Bowing to pressure from global environmentalist groups, the government of South Korea said it will abandon its practice of “scientific whaling.”

According to reports, the Prime Minister of South Korea Kim Hwang-sik received more than 100,000 messages from people around the world last month alone, demanding his country’s whalers call off a planned hunt for minke whales -- an endangered species -- for commercial purposes.

“We reached a conclusion that there’s no need to do scientific whaling if we can achieve the same results by using nonlethal means,” Lee Se-oh, an official at South Korea’s Ministry of Food, Agriculture, Forestry and Fisheries, told the Wall Street Journal.

Greenpeace, one of the leading environmentalist organizations behind the campaign, hailed Seoul’s decision.

“The voices of people from South Korea and the entire world have been heard by the South Korean government,” said Greenpeace East Asia oceans campaigner Jeonghee Han.

“The South Korean government’s decision to not take up scientific whaling is another sign that commercial whaling has no place in our oceans. We urge South Korea to abandon all commercial whaling activities in the future.”

John Frizell, Greenpeace International oceans campaigner, stated that the global whale population can be sustained by the elimination of commercial whaling.

“The world does not support commercial whaling, even when it is disguised as scientific research,” he stated.
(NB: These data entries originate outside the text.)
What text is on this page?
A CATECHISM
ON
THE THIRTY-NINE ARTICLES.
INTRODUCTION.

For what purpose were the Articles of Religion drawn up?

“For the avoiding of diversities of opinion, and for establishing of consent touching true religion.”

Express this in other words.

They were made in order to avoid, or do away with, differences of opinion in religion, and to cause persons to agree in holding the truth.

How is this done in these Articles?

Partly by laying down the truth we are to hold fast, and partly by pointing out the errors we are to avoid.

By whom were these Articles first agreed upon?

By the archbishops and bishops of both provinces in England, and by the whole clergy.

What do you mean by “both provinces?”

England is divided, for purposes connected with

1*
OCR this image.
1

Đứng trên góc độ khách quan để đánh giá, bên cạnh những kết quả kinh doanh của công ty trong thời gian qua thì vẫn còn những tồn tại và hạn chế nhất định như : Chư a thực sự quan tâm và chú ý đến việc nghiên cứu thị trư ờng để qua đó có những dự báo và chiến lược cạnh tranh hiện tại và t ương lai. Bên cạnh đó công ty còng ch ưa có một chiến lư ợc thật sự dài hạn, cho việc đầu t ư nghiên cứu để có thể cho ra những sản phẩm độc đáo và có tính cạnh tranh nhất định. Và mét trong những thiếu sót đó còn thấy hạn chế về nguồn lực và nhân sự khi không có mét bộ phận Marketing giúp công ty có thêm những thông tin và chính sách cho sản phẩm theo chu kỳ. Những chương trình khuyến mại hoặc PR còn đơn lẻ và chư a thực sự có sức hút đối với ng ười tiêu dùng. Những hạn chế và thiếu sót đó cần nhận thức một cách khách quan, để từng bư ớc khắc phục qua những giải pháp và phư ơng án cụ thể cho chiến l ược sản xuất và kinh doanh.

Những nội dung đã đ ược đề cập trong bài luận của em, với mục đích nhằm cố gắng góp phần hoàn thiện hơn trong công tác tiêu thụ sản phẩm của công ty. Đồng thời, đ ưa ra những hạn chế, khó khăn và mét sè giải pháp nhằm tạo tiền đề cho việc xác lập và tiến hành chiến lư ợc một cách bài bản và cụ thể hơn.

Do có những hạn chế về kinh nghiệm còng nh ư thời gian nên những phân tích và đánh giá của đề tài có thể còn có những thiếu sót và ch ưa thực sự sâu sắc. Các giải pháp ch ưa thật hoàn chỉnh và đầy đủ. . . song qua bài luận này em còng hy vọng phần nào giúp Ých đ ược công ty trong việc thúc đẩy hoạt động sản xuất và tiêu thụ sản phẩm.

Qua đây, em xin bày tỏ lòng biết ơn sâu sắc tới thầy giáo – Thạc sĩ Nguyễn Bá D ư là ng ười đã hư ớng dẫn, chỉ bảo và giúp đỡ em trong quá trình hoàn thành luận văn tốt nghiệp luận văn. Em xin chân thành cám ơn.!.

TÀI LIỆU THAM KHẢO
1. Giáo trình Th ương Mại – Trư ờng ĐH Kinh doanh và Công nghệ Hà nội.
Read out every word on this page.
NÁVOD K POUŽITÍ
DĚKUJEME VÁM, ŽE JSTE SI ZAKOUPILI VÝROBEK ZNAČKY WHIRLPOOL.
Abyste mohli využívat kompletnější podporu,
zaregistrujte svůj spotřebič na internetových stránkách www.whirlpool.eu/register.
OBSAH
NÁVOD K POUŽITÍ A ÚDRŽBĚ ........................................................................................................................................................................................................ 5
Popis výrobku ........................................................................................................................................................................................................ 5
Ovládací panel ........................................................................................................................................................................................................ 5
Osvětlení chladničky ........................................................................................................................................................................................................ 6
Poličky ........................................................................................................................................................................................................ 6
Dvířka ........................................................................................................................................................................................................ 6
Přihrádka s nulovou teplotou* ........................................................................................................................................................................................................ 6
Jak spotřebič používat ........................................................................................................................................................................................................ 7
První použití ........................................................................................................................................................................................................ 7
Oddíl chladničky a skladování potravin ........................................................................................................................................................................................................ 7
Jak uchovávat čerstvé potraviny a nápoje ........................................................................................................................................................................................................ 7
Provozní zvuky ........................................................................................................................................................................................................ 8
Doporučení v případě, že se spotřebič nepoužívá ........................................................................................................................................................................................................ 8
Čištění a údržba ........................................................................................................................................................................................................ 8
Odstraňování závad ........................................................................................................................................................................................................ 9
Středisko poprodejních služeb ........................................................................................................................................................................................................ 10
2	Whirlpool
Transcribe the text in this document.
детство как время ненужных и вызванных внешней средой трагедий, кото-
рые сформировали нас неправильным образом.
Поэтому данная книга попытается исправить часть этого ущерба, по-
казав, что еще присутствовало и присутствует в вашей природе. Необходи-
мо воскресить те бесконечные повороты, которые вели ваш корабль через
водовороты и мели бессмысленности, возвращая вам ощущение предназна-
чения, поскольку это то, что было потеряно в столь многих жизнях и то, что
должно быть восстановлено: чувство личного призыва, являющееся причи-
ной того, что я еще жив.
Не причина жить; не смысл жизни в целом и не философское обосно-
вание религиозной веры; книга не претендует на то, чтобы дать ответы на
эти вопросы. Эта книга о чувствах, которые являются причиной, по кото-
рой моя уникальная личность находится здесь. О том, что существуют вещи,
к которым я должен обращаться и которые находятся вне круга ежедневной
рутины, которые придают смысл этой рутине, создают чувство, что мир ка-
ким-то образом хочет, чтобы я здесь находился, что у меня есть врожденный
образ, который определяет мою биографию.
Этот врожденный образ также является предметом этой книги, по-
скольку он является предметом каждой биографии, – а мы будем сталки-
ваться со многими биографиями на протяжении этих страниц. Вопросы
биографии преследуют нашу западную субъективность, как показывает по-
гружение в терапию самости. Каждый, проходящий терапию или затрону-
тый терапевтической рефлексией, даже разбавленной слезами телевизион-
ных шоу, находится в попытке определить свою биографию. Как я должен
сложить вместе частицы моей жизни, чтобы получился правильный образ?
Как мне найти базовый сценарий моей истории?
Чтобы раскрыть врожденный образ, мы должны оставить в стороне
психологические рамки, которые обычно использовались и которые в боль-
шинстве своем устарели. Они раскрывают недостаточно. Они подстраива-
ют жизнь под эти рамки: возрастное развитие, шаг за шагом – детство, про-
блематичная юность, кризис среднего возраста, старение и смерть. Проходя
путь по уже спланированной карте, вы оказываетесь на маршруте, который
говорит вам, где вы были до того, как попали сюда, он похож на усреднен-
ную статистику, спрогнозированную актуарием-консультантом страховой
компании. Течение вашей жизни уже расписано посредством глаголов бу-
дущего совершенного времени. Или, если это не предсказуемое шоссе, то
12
“The decision by South Korea to listen to its own people and the global community and abandon a whaling program modeled on that of Japan is a huge win for the world’s whales.”

The International Fund for Animal Welfare also praised the move but also urged South Korea to cut the number of whales that get caught in fishing nets.

"The government of Korea made the right call and should be commended for it," Patrick Ramage, the director of the fund's global whale program, said.

"Whaling in the name of science is unnecessary, and killing whales for commercial purposes is a proven ethical, ecological and economic loser in the 21st century. We stand ready to support Korea in whatever appropriate way as it embarks on state-of-the-art, nonlethal whale research in Korean waters."

In previous years, South Korea, like Japan, justified the hunting of whales by asserting that was the only method available to “study” them.

However, given the Korean taste for whale meat, critics charged that hunting was designed solely to provide food.

South Korea also had claimed that resurgence in the whale population had depleted fish and squid stocks in the Pacific and elsewhere.

Nonetheless, South Korea has had a moratorium on commercial whaling since 1986 as imposed by the International Whaling Commission; however, it frequently bypassed that restriction by claiming to harpoon whales for “scientific research.”

Japan has used a similar ruse to kill hundreds of whales annually.

The practice of whaling in Korea goes back some 8,000 years and is centered in the port city of Ulsan, which is also the base of the nation’s whale meat industry.